Where Do You Write?


In Poets & Writers March/April 2014 I read a good essay in the “Where We Write” section and it led to this reflection on where I write. As someone who has moved around a lot, I don’t have the regional attachment that essayist Mary Stewart Atwell has to her Virginia origins. So where do I write?

I write in my daughter’s basement where I live. I write in retirement from my former work as a psych nurse. I write in coffee shops where no one has expectations or claims on my attention. I have written in Georgia, Louisiana, California, New Hampshire at the Frost Place, Maine, Manhattan and Vermont. Now I write in Colorado. I write in the future and in the past. I write in hotel rooms and lobbies where I people watch (all in the name of research), the same in airports and train stations. I write in friends’ living rooms.

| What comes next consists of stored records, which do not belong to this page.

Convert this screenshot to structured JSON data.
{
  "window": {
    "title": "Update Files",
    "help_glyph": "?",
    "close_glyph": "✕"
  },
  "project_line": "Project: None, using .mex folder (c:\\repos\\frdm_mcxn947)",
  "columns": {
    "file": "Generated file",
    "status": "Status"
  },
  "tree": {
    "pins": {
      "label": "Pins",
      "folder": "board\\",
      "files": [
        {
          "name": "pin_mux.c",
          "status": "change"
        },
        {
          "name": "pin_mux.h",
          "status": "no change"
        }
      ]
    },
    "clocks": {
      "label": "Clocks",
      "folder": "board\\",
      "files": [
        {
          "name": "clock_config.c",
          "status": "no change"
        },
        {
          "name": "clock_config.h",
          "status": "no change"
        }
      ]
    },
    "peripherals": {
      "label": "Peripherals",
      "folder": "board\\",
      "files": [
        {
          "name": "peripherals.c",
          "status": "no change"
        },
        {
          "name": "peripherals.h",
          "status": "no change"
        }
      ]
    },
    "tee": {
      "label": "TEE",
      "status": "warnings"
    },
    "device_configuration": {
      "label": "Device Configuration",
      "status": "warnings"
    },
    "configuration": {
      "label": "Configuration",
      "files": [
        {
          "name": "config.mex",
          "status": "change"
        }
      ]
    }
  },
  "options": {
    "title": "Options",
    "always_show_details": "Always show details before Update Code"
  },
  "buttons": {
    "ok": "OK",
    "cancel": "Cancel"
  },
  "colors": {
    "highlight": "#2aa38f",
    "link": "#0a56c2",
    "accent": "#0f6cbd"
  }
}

I write in the wing chair near the door of the mansion that houses Lighthouse Writers’ Workshop in Denver. I write in church when the minister makes a good argument for a life of the spirit, of justice, of generosity. I write in bars and bookstores while other poets read or recite and trigger a tingle in my brain. And in Burger King while the mechanic magicians next door change the oil in my old Camry. I write on the magnificent deck of a cabin 9000 feet up Black Mountain near the Colorado/Wyoming line.

One whole summer I wrote in my sister’s spare room and had to report my progress every morning when I came down for breakfast. I write in the margins of books (only ones I own). I don’t write in libraries because the miles of unread books seduce me. I write wherever there’s ink, paper and a semi-flat surface, though that surface is often my own lap. I write in the cloud and in my journal. I write in restaurants between the seating and the eating. I write in dreams and in daylight. I write in meetings to keep myself focused. I write in workshops for fear that I might forget something. I write in my sleep and wake up scrambling for pen and paper. I’ll write in the next life if someone will put a pen into the urn with my ashes.